Despite the multiple crypto business implosions of the last year, central banks throughout the world are moving forward with digital asset projects. China has made its central bank digital currency (CBDC) available in numerous cities and for usage at the Winter Olympics.

Many other central banks, like the BoE, are contemplating how to implement a CBDC, although Nigeria's CBDC has seen little traction thus far. India has already started a test program, and Mexico has announced the introduction of a digital peso.

CBDCs may be a means of suppressing cryptocurrencies, including decentralized ones like Bitcoin (BTC). But as Yates points out, "Cryptocurrencies are such bad candidates for money."

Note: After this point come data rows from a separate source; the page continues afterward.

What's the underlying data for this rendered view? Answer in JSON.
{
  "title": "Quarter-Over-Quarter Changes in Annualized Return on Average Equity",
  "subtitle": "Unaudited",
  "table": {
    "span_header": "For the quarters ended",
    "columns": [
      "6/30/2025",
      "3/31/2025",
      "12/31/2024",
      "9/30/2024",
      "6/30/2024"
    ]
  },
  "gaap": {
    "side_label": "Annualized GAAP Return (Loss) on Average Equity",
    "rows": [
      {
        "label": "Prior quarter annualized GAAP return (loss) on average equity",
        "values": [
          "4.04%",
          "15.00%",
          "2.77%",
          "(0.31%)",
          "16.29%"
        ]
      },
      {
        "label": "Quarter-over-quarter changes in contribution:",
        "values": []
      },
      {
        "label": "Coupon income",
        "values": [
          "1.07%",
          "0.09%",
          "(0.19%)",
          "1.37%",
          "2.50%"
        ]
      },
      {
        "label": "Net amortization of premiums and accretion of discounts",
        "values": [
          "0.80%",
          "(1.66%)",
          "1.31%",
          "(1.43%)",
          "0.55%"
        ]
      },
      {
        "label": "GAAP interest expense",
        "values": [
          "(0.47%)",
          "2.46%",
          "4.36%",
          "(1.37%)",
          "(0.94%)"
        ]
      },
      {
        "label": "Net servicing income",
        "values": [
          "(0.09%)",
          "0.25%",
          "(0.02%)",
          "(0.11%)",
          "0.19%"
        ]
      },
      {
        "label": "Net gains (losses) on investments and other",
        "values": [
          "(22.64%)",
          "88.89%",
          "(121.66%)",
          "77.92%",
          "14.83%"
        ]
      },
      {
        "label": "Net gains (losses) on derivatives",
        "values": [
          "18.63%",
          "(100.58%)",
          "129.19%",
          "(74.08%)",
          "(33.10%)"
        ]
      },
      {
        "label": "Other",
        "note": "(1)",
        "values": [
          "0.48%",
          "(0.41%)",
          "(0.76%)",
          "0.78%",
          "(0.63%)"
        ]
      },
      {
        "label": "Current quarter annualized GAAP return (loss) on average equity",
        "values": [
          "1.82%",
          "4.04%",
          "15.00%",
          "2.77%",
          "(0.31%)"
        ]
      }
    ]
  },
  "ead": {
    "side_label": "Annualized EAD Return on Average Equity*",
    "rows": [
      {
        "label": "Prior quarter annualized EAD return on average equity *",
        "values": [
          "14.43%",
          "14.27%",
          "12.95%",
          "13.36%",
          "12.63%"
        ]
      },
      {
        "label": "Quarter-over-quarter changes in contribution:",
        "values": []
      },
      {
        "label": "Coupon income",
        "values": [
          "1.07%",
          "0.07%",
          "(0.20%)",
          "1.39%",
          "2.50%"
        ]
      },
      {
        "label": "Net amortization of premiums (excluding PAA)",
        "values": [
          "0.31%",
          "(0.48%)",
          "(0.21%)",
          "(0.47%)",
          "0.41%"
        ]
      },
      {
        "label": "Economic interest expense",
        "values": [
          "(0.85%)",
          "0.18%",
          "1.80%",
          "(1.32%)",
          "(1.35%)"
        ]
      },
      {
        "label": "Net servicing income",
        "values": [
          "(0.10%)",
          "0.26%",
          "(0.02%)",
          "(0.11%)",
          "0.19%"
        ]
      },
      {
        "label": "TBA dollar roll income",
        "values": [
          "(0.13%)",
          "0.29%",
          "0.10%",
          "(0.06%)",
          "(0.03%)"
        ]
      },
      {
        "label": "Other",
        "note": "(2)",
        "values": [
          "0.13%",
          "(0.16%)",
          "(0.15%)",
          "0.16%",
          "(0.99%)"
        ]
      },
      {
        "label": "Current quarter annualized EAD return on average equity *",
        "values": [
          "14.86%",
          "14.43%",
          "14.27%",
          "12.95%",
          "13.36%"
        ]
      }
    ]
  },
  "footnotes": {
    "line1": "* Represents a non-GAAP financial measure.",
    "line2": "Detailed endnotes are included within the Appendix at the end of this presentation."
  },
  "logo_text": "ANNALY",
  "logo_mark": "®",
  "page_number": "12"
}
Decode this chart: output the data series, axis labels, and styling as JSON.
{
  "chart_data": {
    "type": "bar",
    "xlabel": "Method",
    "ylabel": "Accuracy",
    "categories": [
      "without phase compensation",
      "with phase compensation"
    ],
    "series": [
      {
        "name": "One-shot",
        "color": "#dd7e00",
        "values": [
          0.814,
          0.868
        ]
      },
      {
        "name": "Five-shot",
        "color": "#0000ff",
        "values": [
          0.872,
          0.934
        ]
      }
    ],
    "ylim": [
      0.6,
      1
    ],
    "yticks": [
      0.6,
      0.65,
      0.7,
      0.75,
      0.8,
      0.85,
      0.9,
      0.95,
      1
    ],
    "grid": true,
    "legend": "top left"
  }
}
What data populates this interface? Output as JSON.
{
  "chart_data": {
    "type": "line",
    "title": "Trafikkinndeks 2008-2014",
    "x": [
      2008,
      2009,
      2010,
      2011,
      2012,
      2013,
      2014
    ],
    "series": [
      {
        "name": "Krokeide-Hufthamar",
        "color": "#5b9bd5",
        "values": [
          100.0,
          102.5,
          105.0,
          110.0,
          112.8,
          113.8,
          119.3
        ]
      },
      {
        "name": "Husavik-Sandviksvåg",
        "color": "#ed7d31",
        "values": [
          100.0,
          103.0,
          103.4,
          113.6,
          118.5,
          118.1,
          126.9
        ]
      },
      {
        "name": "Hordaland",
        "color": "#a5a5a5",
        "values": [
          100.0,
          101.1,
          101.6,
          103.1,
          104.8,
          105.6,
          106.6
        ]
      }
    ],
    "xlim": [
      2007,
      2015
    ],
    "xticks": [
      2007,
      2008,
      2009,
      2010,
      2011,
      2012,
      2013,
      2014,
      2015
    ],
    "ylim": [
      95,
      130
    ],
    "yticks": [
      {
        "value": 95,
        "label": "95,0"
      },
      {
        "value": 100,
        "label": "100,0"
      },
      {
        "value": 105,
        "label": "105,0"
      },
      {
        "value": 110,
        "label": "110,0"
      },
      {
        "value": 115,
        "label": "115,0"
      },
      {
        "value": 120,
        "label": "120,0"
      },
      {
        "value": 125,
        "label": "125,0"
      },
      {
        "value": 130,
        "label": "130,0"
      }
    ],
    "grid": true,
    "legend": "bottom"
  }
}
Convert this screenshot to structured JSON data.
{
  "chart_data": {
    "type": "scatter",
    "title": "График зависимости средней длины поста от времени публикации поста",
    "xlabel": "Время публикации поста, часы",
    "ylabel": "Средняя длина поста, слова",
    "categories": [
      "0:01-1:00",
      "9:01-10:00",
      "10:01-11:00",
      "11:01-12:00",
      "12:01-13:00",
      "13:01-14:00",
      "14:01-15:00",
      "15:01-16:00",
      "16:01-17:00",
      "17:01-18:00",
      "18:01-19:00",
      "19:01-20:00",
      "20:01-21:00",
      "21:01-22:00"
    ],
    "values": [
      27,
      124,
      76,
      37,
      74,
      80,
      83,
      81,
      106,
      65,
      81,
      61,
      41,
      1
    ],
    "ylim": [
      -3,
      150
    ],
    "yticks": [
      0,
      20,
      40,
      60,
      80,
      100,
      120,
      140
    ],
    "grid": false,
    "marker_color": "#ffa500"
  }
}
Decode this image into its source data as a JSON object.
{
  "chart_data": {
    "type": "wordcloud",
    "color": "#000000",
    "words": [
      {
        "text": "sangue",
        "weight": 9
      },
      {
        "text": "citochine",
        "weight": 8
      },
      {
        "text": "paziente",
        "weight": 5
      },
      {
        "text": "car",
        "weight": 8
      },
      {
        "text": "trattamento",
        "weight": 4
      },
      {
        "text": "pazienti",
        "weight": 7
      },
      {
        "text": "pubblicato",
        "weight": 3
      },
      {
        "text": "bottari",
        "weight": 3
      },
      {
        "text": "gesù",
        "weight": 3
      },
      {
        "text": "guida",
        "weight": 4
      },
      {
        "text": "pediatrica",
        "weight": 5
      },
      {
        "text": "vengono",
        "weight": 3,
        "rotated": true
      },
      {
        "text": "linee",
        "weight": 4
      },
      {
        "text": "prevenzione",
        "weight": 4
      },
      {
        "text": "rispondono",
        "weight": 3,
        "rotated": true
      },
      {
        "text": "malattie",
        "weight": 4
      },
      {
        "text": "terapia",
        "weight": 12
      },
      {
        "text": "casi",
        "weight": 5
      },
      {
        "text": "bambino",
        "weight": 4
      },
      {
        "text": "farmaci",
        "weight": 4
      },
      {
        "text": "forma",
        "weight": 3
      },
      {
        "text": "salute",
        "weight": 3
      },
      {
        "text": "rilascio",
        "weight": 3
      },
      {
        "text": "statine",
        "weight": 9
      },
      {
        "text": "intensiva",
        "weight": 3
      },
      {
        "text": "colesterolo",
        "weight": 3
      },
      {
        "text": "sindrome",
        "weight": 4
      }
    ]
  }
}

"They don't have money supplies managed by humans to generate steady paths for inflation and are hugely expensive and time-consuming to use in transactions," he adds.

The opinion Yates has of Bitcoin is expected. He has made the allegation that the majority of Bitcoin use is "illicit" and "speculative" in a number of tweets.

Since Bitcoin employs a public ledger that is accessible to everyone, reports suggest that its use for illegal activities has slowly reduced over the years to fewer than 1% of all transactions.

Additionally, the layer-2 Lightning Network enables fast remittance payments, while the use cases and development of other cryptocurrencies, including stablecoins, continue to expand.

Yates explains that hiring personnel to develop and operate the hardware and software of a new payment system would be a massive undertaking for the central bank.

According to Yates, developing CBDCs is equivalent to "making central bank reserves more widely available than just to counterparties." However, in a world where the U.S. dollar remains the reserve currency, competition for a new global CBDC is counterproductive.

According to the Financial Times opinion piece, the most compelling uses for CBDCs are for payments and settlement efficiency, although the discussion is "mysterious."